How To Make Greens

How To Make Greens: A Guide To Delicious and Nutritious Meals

If you’re looking to add more vegetables to your diet, greens are a great place to start. Greens like kale, spinach, and Swiss chard are packed with vitamins and minerals, and are versatile enough to be used in a variety of dishes. In this article, we’ll explore different ways to prepare greens, from simple sautés to hearty smoothies, and answer some of the most commonly asked questions about cooking with greens.

Basic Greens Preparation

Before we dive into specific recipes, let’s cover some basic greens preparation techniques that will help you get the most out of your greens.

Wash thoroughly: Greens can be sandy or gritty, so it’s important to wash them thoroughly. Fill a large bowl or basin with water and add your greens. Swirl them around to loosen any debris, then lift the greens out of the water and transfer them to a colander to drain.

Remove stems: Some greens have tough stems that are best removed. Kale, for example, has a woody stem that can be bitter and chewy. To remove the stem, hold the kale leaf in one hand and use the other hand to grasp the stem at the base. Pull your hand up the stem, stripping the leaves from the stem as you go.

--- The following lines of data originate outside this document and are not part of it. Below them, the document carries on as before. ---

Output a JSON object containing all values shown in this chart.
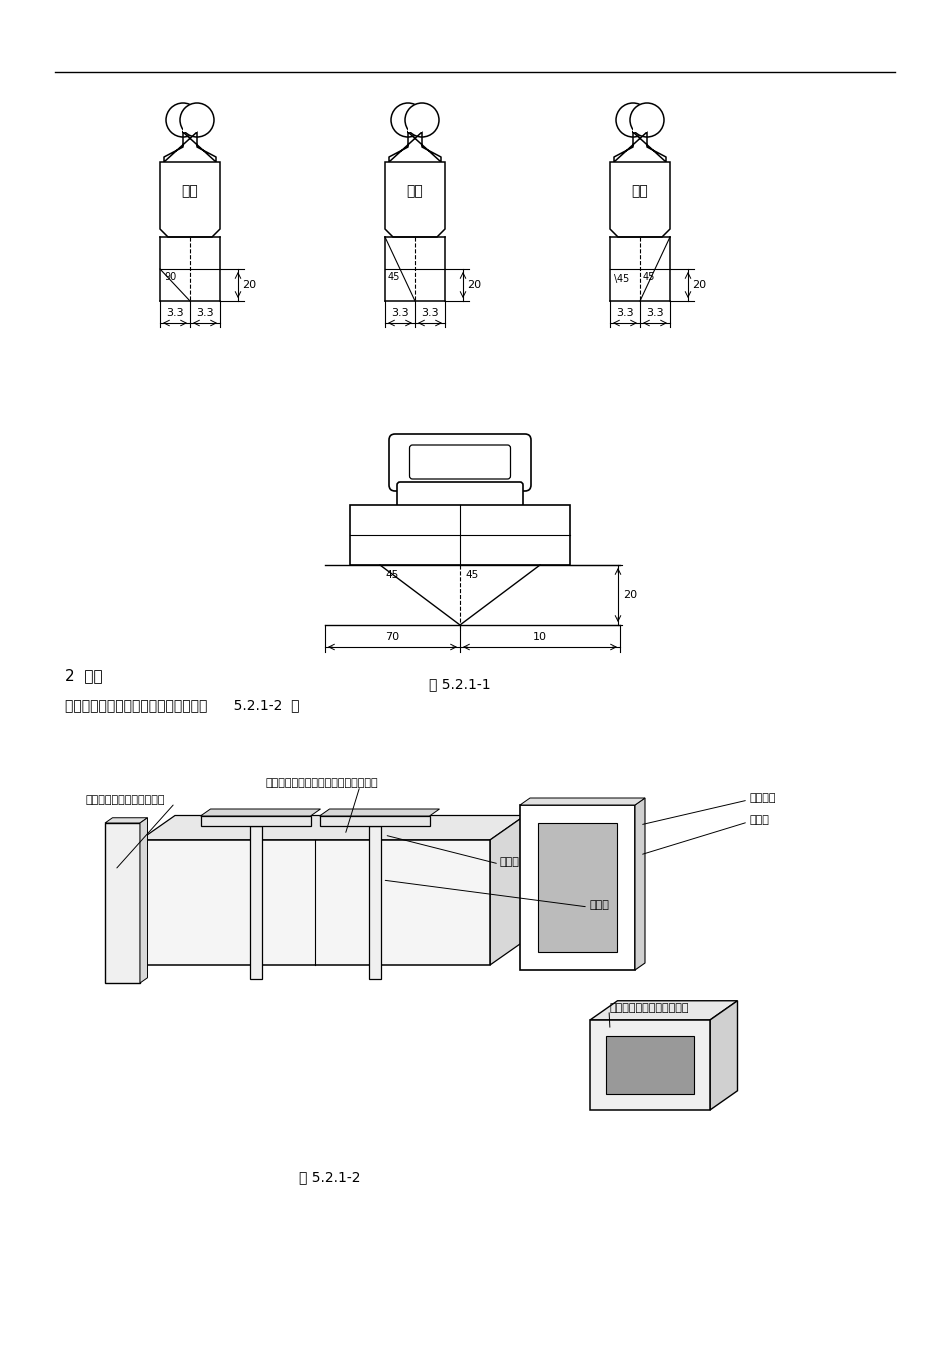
{
  "bg_color": "#ffffff",
  "line_color": "#000000",
  "fig5211_caption": "图 5.2.1-1",
  "fig5212_caption": "图 5.2.1-2",
  "section2_title": "2  模具",
  "section2_text": "复合风管、管口成型的公母型模具（图      5.2.1-2  ）",
  "pin_labels": [
    "红色",
    "蓝色",
    "黑色"
  ],
  "label_neigongmo": "内公模（木料制作空心模）",
  "label_waika": "外卡母模（槽、角锂或硬木制作而成）",
  "label_yajin": "压紧横杆",
  "label_dingwei": "定位销",
  "label_liuqin": "遂钓轴",
  "label_gongxing": "弓型架",
  "label_neigongmo2": "内公模（木料制作空心模）"
}
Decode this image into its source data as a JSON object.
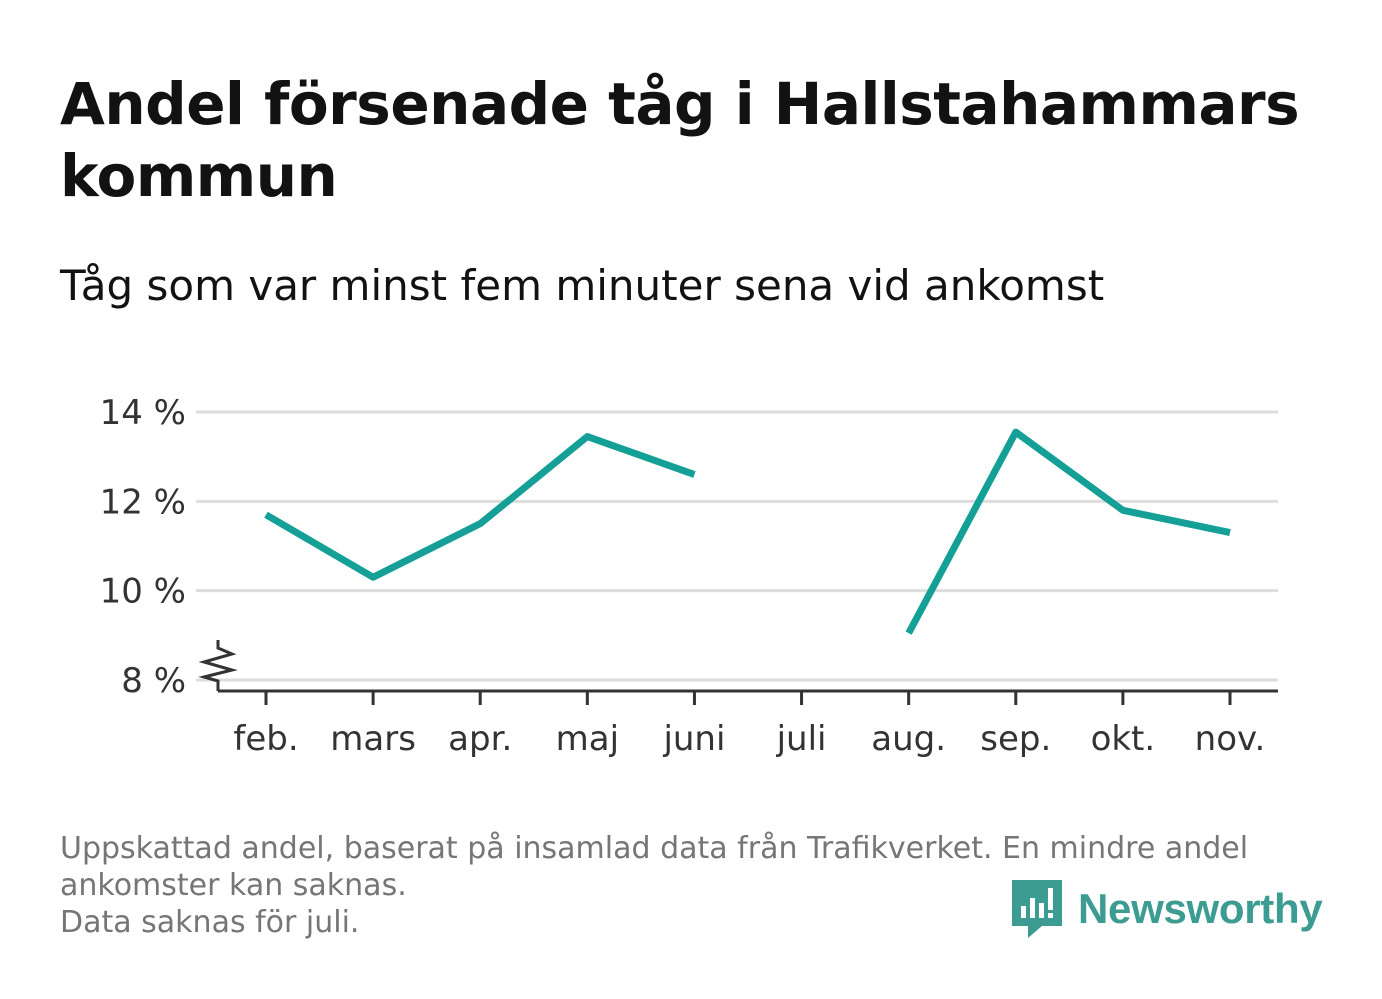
{
  "title": "Andel försenade tåg i Hallstahammars kommun",
  "subtitle": "Tåg som var minst fem minuter sena vid ankomst",
  "note_lines": [
    "Uppskattad andel, baserat på insamlad data från Trafikverket. En mindre andel ankomster kan saknas.",
    "Data saknas för juli."
  ],
  "logo_text": "Newsworthy",
  "colors": {
    "line": "#14a096",
    "grid": "#dddddd",
    "axis": "#333333",
    "logo": "#3c9c92"
  },
  "chart_data": {
    "type": "line",
    "categories": [
      "feb.",
      "mars",
      "apr.",
      "maj",
      "juni",
      "juli",
      "aug.",
      "sep.",
      "okt.",
      "nov."
    ],
    "series": [
      {
        "values": [
          11.7,
          10.3,
          11.5,
          13.45,
          12.6,
          null,
          9.05,
          13.55,
          11.8,
          11.3
        ]
      }
    ],
    "y_ticks": [
      8,
      10,
      12,
      14
    ],
    "y_tick_labels": [
      "8 %",
      "10 %",
      "12 %",
      "14 %"
    ],
    "ylim": [
      8,
      14
    ],
    "y_axis_break": true,
    "grid": true,
    "xlabel": "",
    "ylabel": ""
  }
}
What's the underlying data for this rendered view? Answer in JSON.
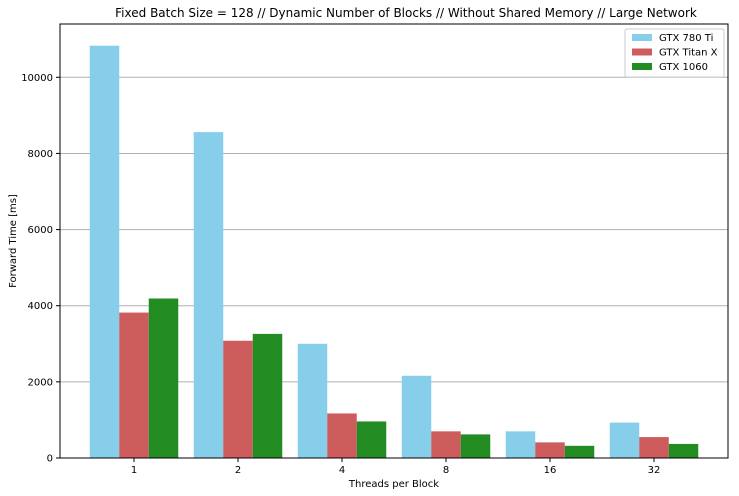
{
  "chart_data": {
    "type": "bar",
    "title": "Fixed Batch Size = 128 // Dynamic Number of Blocks // Without Shared Memory // Large Network",
    "xlabel": "Threads per Block",
    "ylabel": "Forward Time [ms]",
    "categories": [
      "1",
      "2",
      "4",
      "8",
      "16",
      "32"
    ],
    "ylim": [
      0,
      11400
    ],
    "yticks": [
      0,
      2000,
      4000,
      6000,
      8000,
      10000
    ],
    "grid": "y",
    "legend_position": "top-right",
    "series": [
      {
        "name": "GTX 780 Ti",
        "color": "#87ceeb",
        "values": [
          10830,
          8560,
          3000,
          2160,
          700,
          930
        ]
      },
      {
        "name": "GTX Titan X",
        "color": "#cd5c5c",
        "values": [
          3820,
          3080,
          1170,
          700,
          410,
          550
        ]
      },
      {
        "name": "GTX 1060",
        "color": "#228b22",
        "values": [
          4190,
          3260,
          960,
          620,
          320,
          370
        ]
      }
    ]
  }
}
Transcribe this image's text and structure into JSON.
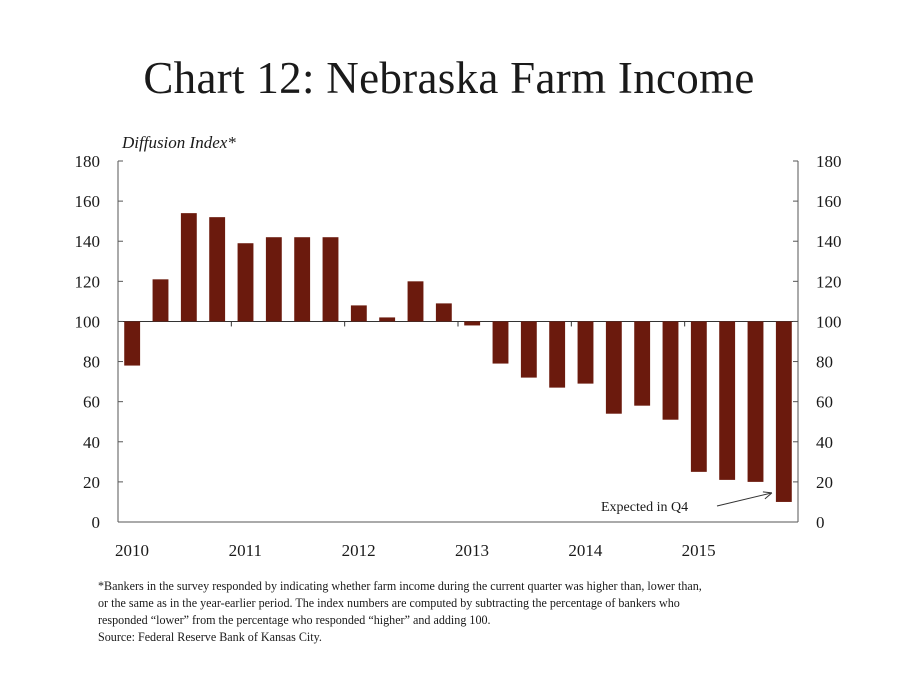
{
  "title": "Chart 12: Nebraska Farm Income",
  "chart_data": {
    "type": "bar",
    "ylabel": "Diffusion Index*",
    "ylim": [
      0,
      180
    ],
    "yticks": [
      0,
      20,
      40,
      60,
      80,
      100,
      120,
      140,
      160,
      180
    ],
    "baseline": 100,
    "dual_y_axis": true,
    "x_tick_labels": [
      "2010",
      "2011",
      "2012",
      "2013",
      "2014",
      "2015"
    ],
    "categories": [
      "2010 Q1",
      "2010 Q2",
      "2010 Q3",
      "2010 Q4",
      "2011 Q1",
      "2011 Q2",
      "2011 Q3",
      "2011 Q4",
      "2012 Q1",
      "2012 Q2",
      "2012 Q3",
      "2012 Q4",
      "2013 Q1",
      "2013 Q2",
      "2013 Q3",
      "2013 Q4",
      "2014 Q1",
      "2014 Q2",
      "2014 Q3",
      "2014 Q4",
      "2015 Q1",
      "2015 Q2",
      "2015 Q3",
      "2015 Q4"
    ],
    "values": [
      78,
      121,
      154,
      152,
      139,
      142,
      142,
      142,
      108,
      102,
      120,
      109,
      98,
      79,
      72,
      67,
      69,
      54,
      58,
      51,
      25,
      21,
      20,
      10
    ],
    "bar_color": "#6b1a0d",
    "annotation": {
      "text": "Expected in Q4",
      "category_index": 23
    }
  },
  "footnote": {
    "lines": [
      "*Bankers in the survey responded by indicating whether farm income during the current quarter was higher than, lower than,",
      "or the same as in the year-earlier period. The index numbers are computed by subtracting the percentage of bankers who",
      "responded “lower” from the percentage who responded “higher” and adding 100."
    ],
    "source": "Source: Federal Reserve Bank of Kansas City."
  }
}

Cut or tear into bite-sized pieces: Once your greens are washed and stemmed, cut or tear them into bite-sized pieces. This will help them cook evenly and make them easier to eat.

Cooking Greens: Recipes and Tips

Now that you know how to prepare greens, let’s explore different ways to cook them.

Sautéed Greens: This is one of the simplest and most versatile ways to cook greens. Heat some oil in a pan over medium heat, then add your greens. Sauté, stirring occasionally, until the greens are wilted and tender, about 5-7 minutes. You can add garlic, onion, or other seasonings to your sauté for extra flavor.

Smoothies: Greens are a great addition to smoothies, adding fiber, vitamins, and minerals to your drink. Simply blend your greens with some fruit, yogurt, or milk for a quick and delicious breakfast or snack.

Soups and Stews: Greens add flavor and nutrition to soups and stews. Kale, for example, is a great addition to bean soups, while spinach can be added to tomato or chicken soup.

Salads: Greens are the foundation of healthy salads. Use a mix of greens like spinach, arugula, and lettuce as the base for your salad, then add protein (like chicken or tofu), vegetables, nuts, and cheese for a balanced meal.

Roasted Greens: Roasting greens like kale or Brussels sprouts can bring out their natural sweetness and add a crispy texture. Toss your greens with oil and seasonings, then roast in a hot oven (400°F) for 10-15 minutes, stirring occasionally.

Greens as a Side: Greens make a great side dish for nearly any meal. Simply sauté your greens with garlic and oil, and serve alongside your main dish.

FAQs About Cooking Greens

Q: How do I store greens?
A: To keep your greens fresh, store them in a plastic bag in the refrigerator. They should last for 3-5 days.

Q: Can you freeze greens?
A: Yes, you can freeze greens. First, blanch them in boiling water for 1-2 minutes, then transfer to an ice bath. Drain the greens, then pack them into a freezer-safe bag or container.

Q: Are all greens interchangeable in recipes?
A: While many greens can be used interchangeably in recipes, some have distinctly different flavors and textures. For example, spinach is more delicate and tender than kale, and Swiss chard has a slightly bitter flavor.

Q: Can I eat greens raw?
A: Yes, many greens can be eaten raw, like spinach, arugula, and kale. Raw greens make great additions to salads or smoothies.

Q: How many servings of greens should I eat per day?
A: The USDA recommends that adults eat 1.5-2 cups of dark greens per week. This equates to about 2-3 servings of greens per day.


Adding more greens to your diet is a great way to boost your health and add flavor to your meals. Whether you prefer simple sautés or hearty soups, there are countless ways to prepare and cook greens. With our basic preparation techniques and easy recipes, you’ll be on your way to enjoying more greens in no time!